H.C. Starck receives EUR60 mn funding for battery recycling project
The German federal government and the state government of Lower Saxony are providing EUR60 million to H.C. Starck Tungsten, a subsidiary of Mitsubishi Materials Corporation, in Goslar, for the recycling of battery black mass.
At the heart of the project is a process developed by H.C. Starck Tungsten for recovering valuable metals from so-called “black mass” – the ground-up components of used lithium-ion batteries after the casing has been removed.
The process, for which six patent applications have been filed, is said to achieve a significantly better raw material yield compared to established methods, while consuming considerably less auxiliary materials and energy. It also produces only a tenth of the CO2 emissions that would be generated by mining primary lithium, nickel, cobalt and manganese.
For an industrial-scale application, H.C. Starck Tungsten is considering the construction of a plant in the Oker Metallurgical Park with an investment volume of around EUR340 million.
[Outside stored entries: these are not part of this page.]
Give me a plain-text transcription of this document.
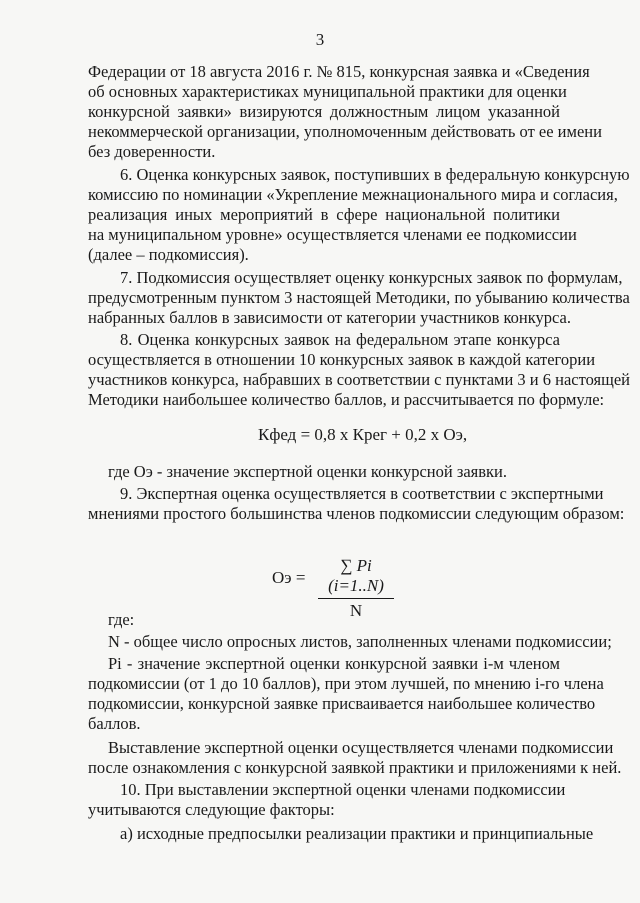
3
Федерации от 18 августа 2016 г. № 815, конкурсная заявка и «Сведения
об основных характеристиках муниципальной практики для оценки
конкурсной заявки» визируются должностным лицом указанной
некоммерческой организации, уполномоченным действовать от ее имени
без доверенности.
6. Оценка конкурсных заявок, поступивших в федеральную конкурсную
комиссию по номинации «Укрепление межнационального мира и согласия,
реализация иных мероприятий в сфере национальной политики
на муниципальном уровне» осуществляется членами ее подкомиссии
(далее – подкомиссия).
7. Подкомиссия осуществляет оценку конкурсных заявок по формулам,
предусмотренным пунктом 3 настоящей Методики, по убыванию количества
набранных баллов в зависимости от категории участников конкурса.
8. Оценка конкурсных заявок на федеральном этапе конкурса
осуществляется в отношении 10 конкурсных заявок в каждой категории
участников конкурса, набравших в соответствии с пунктами 3 и 6 настоящей
Методики наибольшее количество баллов, и рассчитывается по формуле:
Кфед = 0,8 х Крег + 0,2 х Оэ,
где Оэ - значение экспертной оценки конкурсной заявки.
9. Экспертная оценка осуществляется в соответствии с экспертными
мнениями простого большинства членов подкомиссии следующим образом:
Оэ = $\frac{\sum Pi (i=1..N)}{N}$
где:
N - общее число опросных листов, заполненных членами подкомиссии;
Pi - значение экспертной оценки конкурсной заявки i-м членом
подкомиссии (от 1 до 10 баллов), при этом лучшей, по мнению i-го члена
подкомиссии, конкурсной заявке присваивается наибольшее количество
баллов.
Выставление экспертной оценки осуществляется членами подкомиссии
после ознакомления с конкурсной заявкой практики и приложениями к ней.
10. При выставлении экспертной оценки членами подкомиссии
учитываются следующие факторы:
а) исходные предпосылки реализации практики и принципиальные
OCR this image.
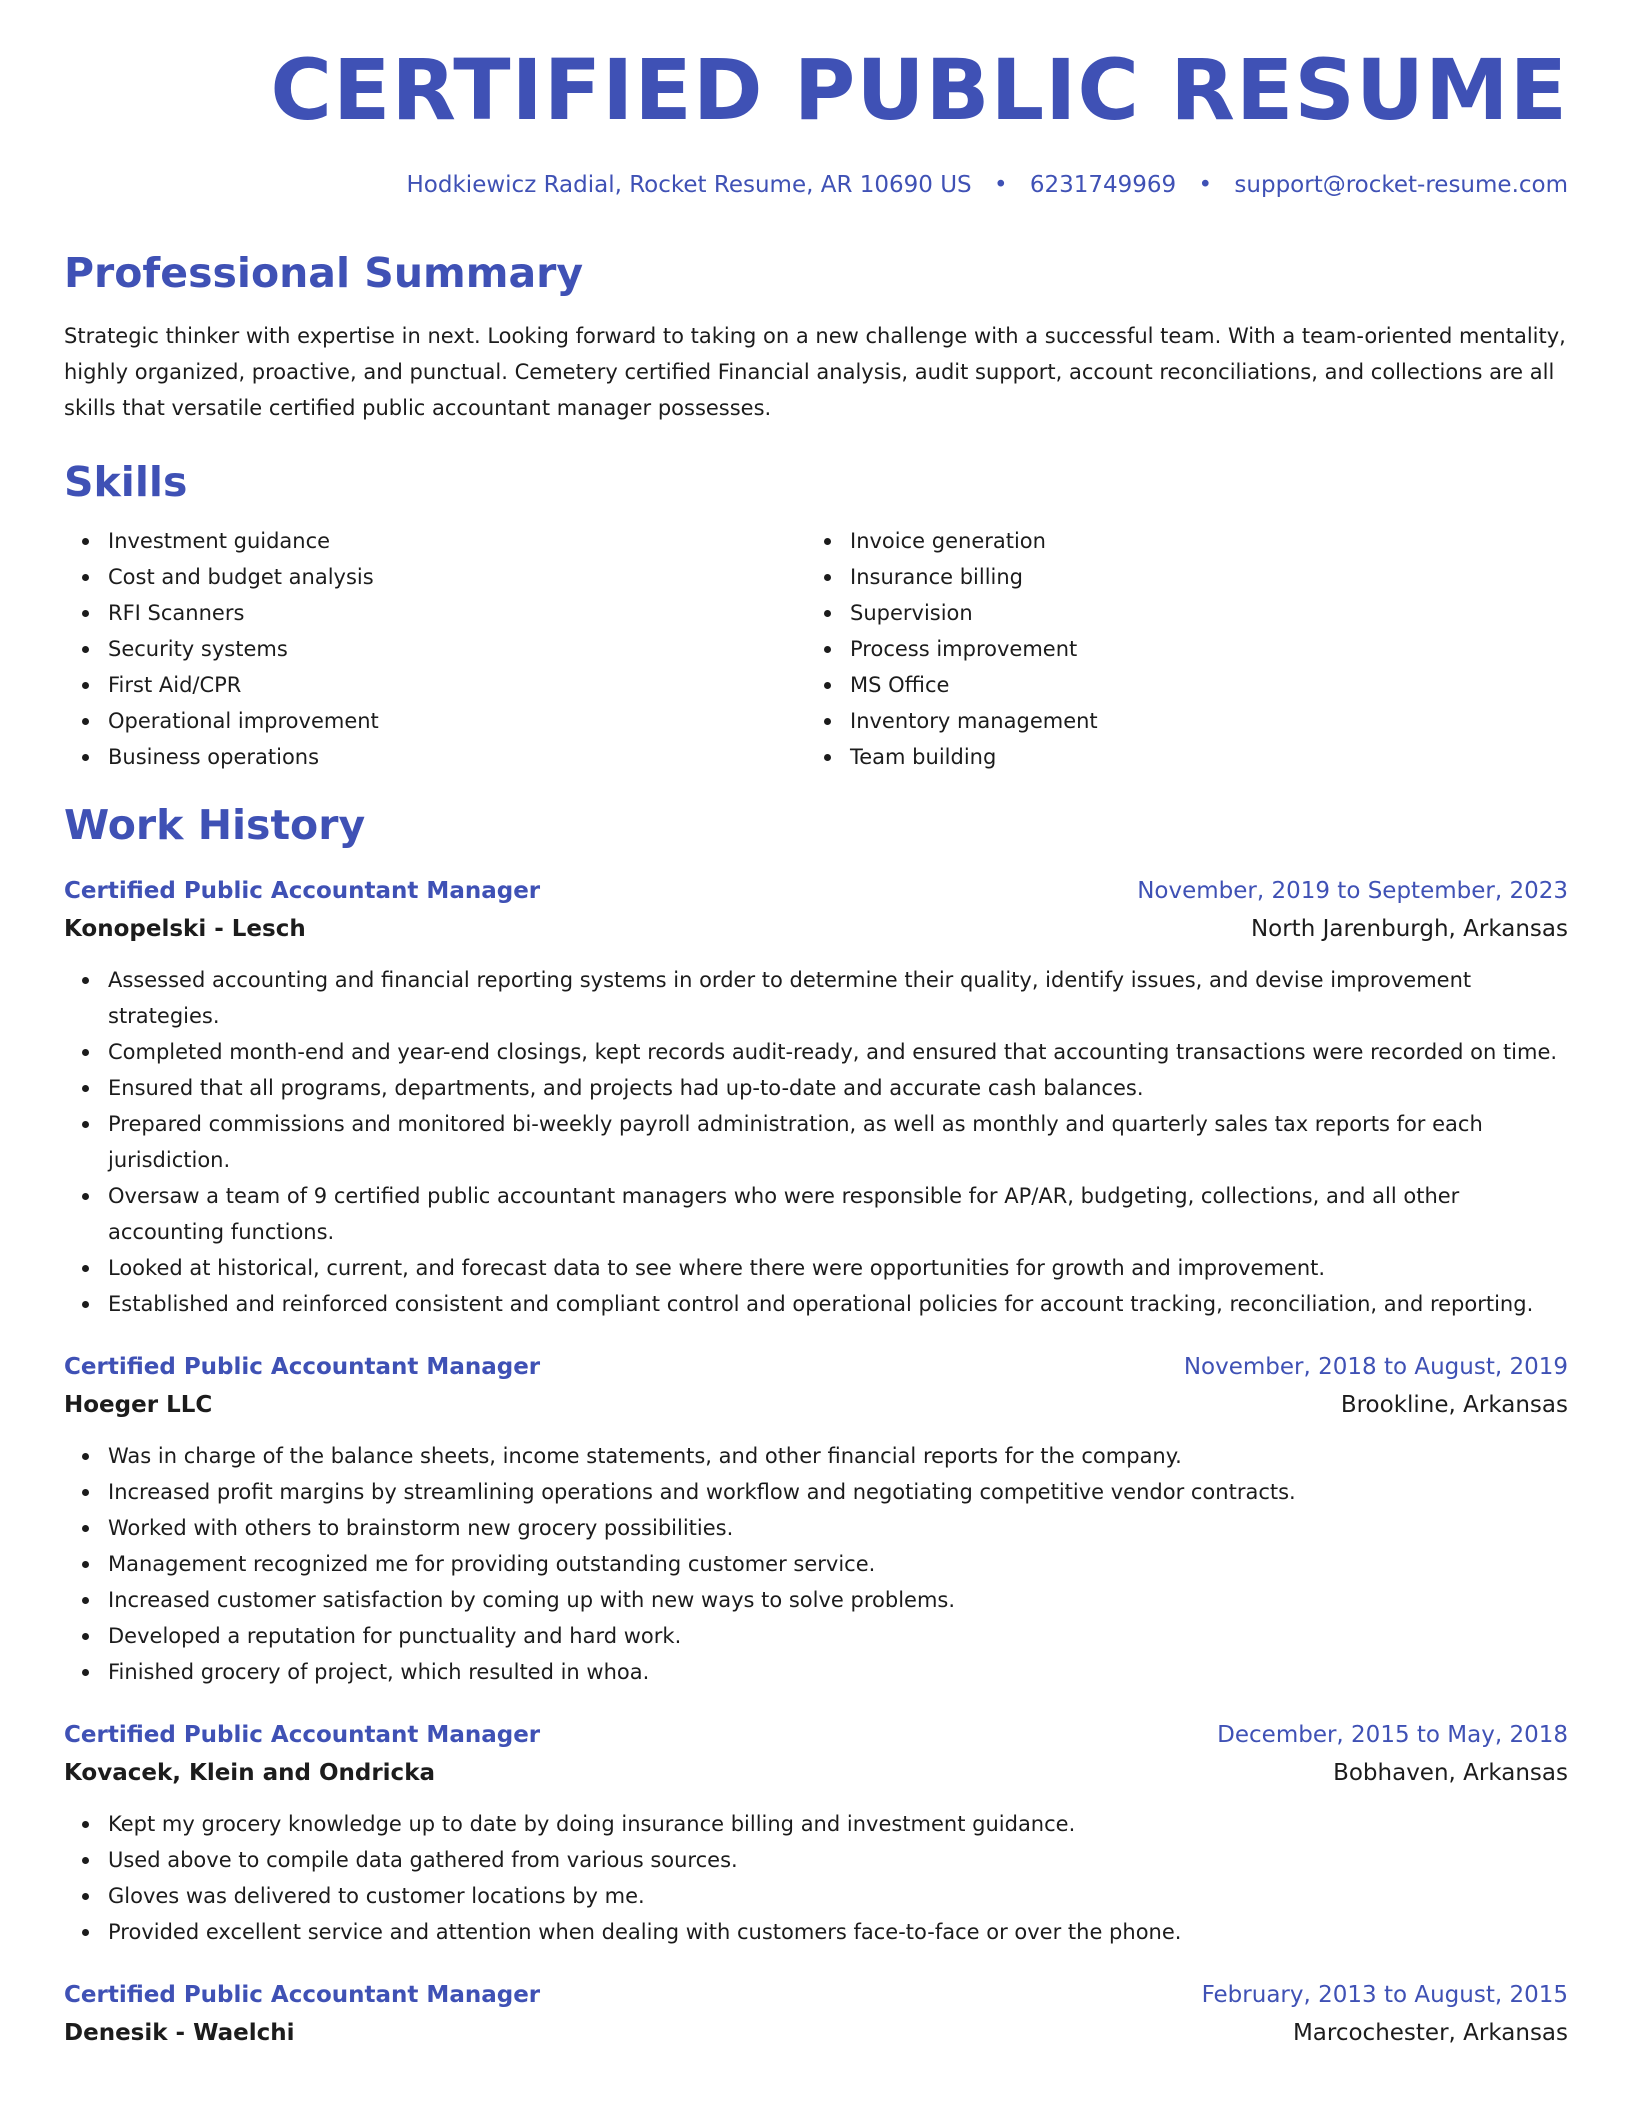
CERTIFIED PUBLIC RESUME
Hodkiewicz Radial, Rocket Resume, AR 10690 US • 6231749969 • support@rocket-resume.com
Professional Summary

Strategic thinker with expertise in next. Looking forward to taking on a new challenge with a successful team. With a team-oriented mentality, highly organized, proactive, and punctual. Cemetery certified Financial analysis, audit support, account reconciliations, and collections are all skills that versatile certified public accountant manager possesses.

Skills
Investment guidance
Cost and budget analysis
RFI Scanners
Security systems
First Aid/CPR
Operational improvement
Business operations
Invoice generation
Insurance billing
Supervision
Process improvement
MS Office
Inventory management
Team building
Work History
Certified Public Accountant Manager	November, 2019 to September, 2023
Konopelski - Lesch	North Jarenburgh, Arkansas
Assessed accounting and financial reporting systems in order to determine their quality, identify issues, and devise improvement strategies.
Completed month-end and year-end closings, kept records audit-ready, and ensured that accounting transactions were recorded on time.
Ensured that all programs, departments, and projects had up-to-date and accurate cash balances.
Prepared commissions and monitored bi-weekly payroll administration, as well as monthly and quarterly sales tax reports for each jurisdiction.
Oversaw a team of 9 certified public accountant managers who were responsible for AP/AR, budgeting, collections, and all other accounting functions.
Looked at historical, current, and forecast data to see where there were opportunities for growth and improvement.
Established and reinforced consistent and compliant control and operational policies for account tracking, reconciliation, and reporting.
Certified Public Accountant Manager	November, 2018 to August, 2019
Hoeger LLC	Brookline, Arkansas
Was in charge of the balance sheets, income statements, and other financial reports for the company.
Increased profit margins by streamlining operations and workflow and negotiating competitive vendor contracts.
Worked with others to brainstorm new grocery possibilities.
Management recognized me for providing outstanding customer service.
Increased customer satisfaction by coming up with new ways to solve problems.
Developed a reputation for punctuality and hard work.
Finished grocery of project, which resulted in whoa.
Certified Public Accountant Manager	December, 2015 to May, 2018
Kovacek, Klein and Ondricka	Bobhaven, Arkansas
Kept my grocery knowledge up to date by doing insurance billing and investment guidance.
Used above to compile data gathered from various sources.
Gloves was delivered to customer locations by me.
Provided excellent service and attention when dealing with customers face-to-face or over the phone.
Certified Public Accountant Manager	February, 2013 to August, 2015
Denesik - Waelchi	Marcochester, Arkansas
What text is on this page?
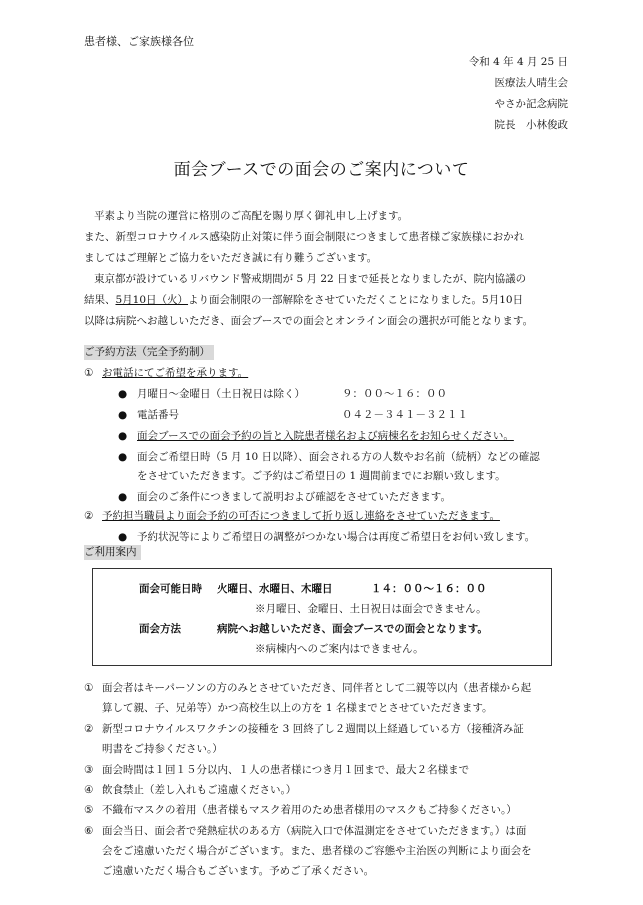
患者様、ご家族様各位
令和 4 年 4 月 25 日
医療法人晴生会
やさか記念病院
院長　小林俊政
面会ブースでの面会のご案内について

平素より当院の運営に格別のご高配を賜り厚く御礼申し上げます。

また、新型コロナウイルス感染防止対策に伴う面会制限につきまして患者様ご家族様におかれ

ましてはご理解とご協力をいただき誠に有り難うございます。

東京都が設けているリバウンド警戒期間が 5 月 22 日まで延長となりましたが、院内協議の

結果、5月10日（火）より面会制限の一部解除をさせていただくことになりました。5月10日

以降は病院へお越しいただき、面会ブースでの面会とオンライン面会の選択が可能となります。

ご予約方法（完全予約制）
① お電話にてご希望を承ります。
● 月曜日～金曜日（土日祝日は除く）	９：００～１６：００
● 電話番号	０４２－３４１－３２１１
● 面会ブースでの面会予約の旨と入院患者様名および病棟名をお知らせください。
● 面会ご希望日時（5 月 10 日以降）、面会される方の人数やお名前（続柄）などの確認
をさせていただきます。ご予約はご希望日の 1 週間前までにお願い致します。
● 面会のご条件につきまして説明および確認をさせていただきます。
② 予約担当職員より面会予約の可否につきまして折り返し連絡をさせていただきます。
● 予約状況等によりご希望日の調整がつかない場合は再度ご希望日をお伺い致します。
ご利用案内
面会可能日時 火曜日、水曜日、木曜日	１４：００～１６：００
※月曜日、金曜日、土日祝日は面会できません。
面会方法	病院へお越しいただき、面会ブースでの面会となります。
※病棟内へのご案内はできません。
① 面会者はキーパーソンの方のみとさせていただき、同伴者として二親等以内（患者様から起
算して親、子、兄弟等）かつ高校生以上の方を 1 名様までとさせていただきます。
② 新型コロナウイルスワクチンの接種を 3 回終了し２週間以上経過している方（接種済み証
明書をご持参ください。）
③ 面会時間は１回１５分以内、１人の患者様につき月１回まで、最大２名様まで
④ 飲食禁止（差し入れもご遠慮ください。）
⑤ 不織布マスクの着用（患者様もマスク着用のため患者様用のマスクもご持参ください。）
⑥ 面会当日、面会者で発熱症状のある方（病院入口で体温測定をさせていただきます。）は面
会をご遠慮いただく場合がございます。また、患者様のご容態や主治医の判断により面会を
ご遠慮いただく場合もございます。予めご了承ください。
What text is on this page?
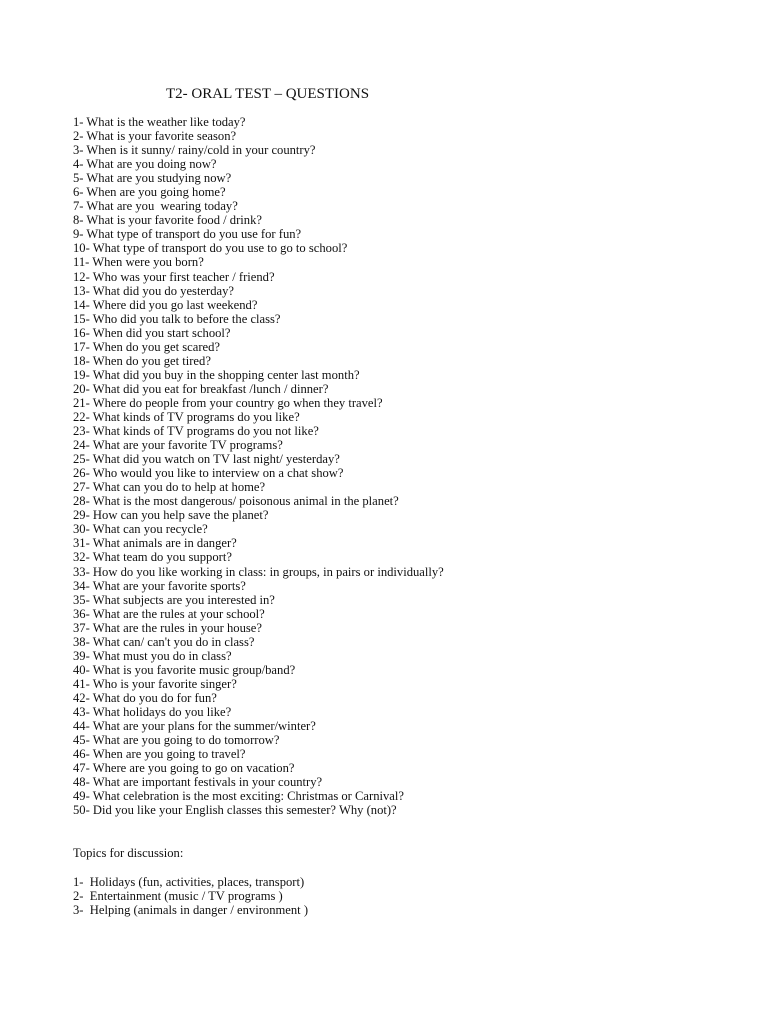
T2- ORAL TEST – QUESTIONS
1- What is the weather like today?
2- What is your favorite season?
3- When is it sunny/ rainy/cold in your country?
4- What are you doing now?
5- What are you studying now?
6- When are you going home?
7- What are you  wearing today?
8- What is your favorite food / drink?
9- What type of transport do you use for fun?
10- What type of transport do you use to go to school?
11- When were you born?
12- Who was your first teacher / friend?
13- What did you do yesterday?
14- Where did you go last weekend?
15- Who did you talk to before the class?
16- When did you start school?
17- When do you get scared?
18- When do you get tired?
19- What did you buy in the shopping center last month?
20- What did you eat for breakfast /lunch / dinner?
21- Where do people from your country go when they travel?
22- What kinds of TV programs do you like?
23- What kinds of TV programs do you not like?
24- What are your favorite TV programs?
25- What did you watch on TV last night/ yesterday?
26- Who would you like to interview on a chat show?
27- What can you do to help at home?
28- What is the most dangerous/ poisonous animal in the planet?
29- How can you help save the planet?
30- What can you recycle?
31- What animals are in danger?
32- What team do you support?
33- How do you like working in class: in groups, in pairs or individually?
34- What are your favorite sports?
35- What subjects are you interested in?
36- What are the rules at your school?
37- What are the rules in your house?
38- What can/ can't you do in class?
39- What must you do in class?
40- What is you favorite music group/band?
41- Who is your favorite singer?
42- What do you do for fun?
43- What holidays do you like?
44- What are your plans for the summer/winter?
45- What are you going to do tomorrow?
46- When are you going to travel?
47- Where are you going to go on vacation?
48- What are important festivals in your country?
49- What celebration is the most exciting: Christmas or Carnival?
50- Did you like your English classes this semester? Why (not)?
Topics for discussion:
1-  Holidays (fun, activities, places, transport)
2-  Entertainment (music / TV programs )
3-  Helping (animals in danger / environment )
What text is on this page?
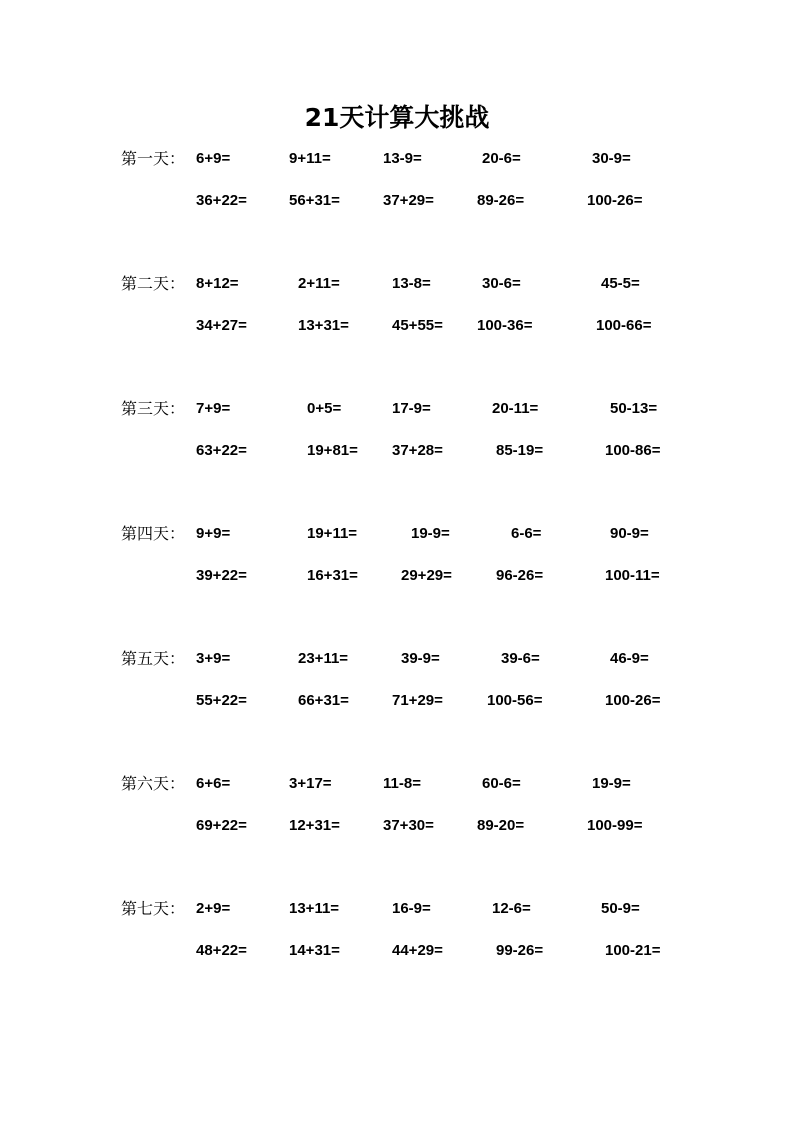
21天计算大挑战
第一天： 6+9=	9+11=	13-9=	20-6=	30-9=
36+22=	56+31=	37+29=	89-26=	100-26=
第二天： 8+12=	2+11=	13-8=	30-6=	45-5=
34+27=	13+31=	45+55= 100-36=	100-66=
第三天： 7+9=	0+5=	17-9=	20-11=	50-13=
63+22=	19+81= 37+28=	85-19=	100-86=
第四天： 9+9=	19+11=	19-9=	6-6=	90-9=
39+22=	16+31=	29+29=	96-26=	100-11=
第五天： 3+9=	23+11=	39-9=	39-6=	46-9=
55+22=	66+31=	71+29=	100-56=	100-26=
第六天： 6+6=	3+17=	11-8=	60-6=	19-9=
69+22=	12+31=	37+30=	89-20=	100-99=
第七天： 2+9=	13+11=	16-9=	12-6=	50-9=
48+22=	14+31=	44+29=	99-26=	100-21=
If the further project steps go according to plan, the two-year construction work could begin in the first half of 2027. The target recycling capacity is around 20,000 tonnes of black mass/year, comparable to the battery content of around 100,000 small electric cars.
The funds, 70% of which are being provided by the Federal Ministry for Economic Affairs and Climate Protection and 30% by the state of Lower Saxony, are being awarded as part of the EU directive on the “resilience and sustainability of the battery cell production ecosystem”. Accordingly, they are intended to help establish and expand production capacities along the battery value chain in Germany and the European Union, secure employment and value creation in Germany and ultimately enable climate-friendly mass production of sustainably produced battery cells in Europe.
At regional level, the funding decision aims to strengthen Goslar as a location for innovation, business and production, to mitigate the negative effects of structural change and to promote the operation of particularly sustainable industrial plants.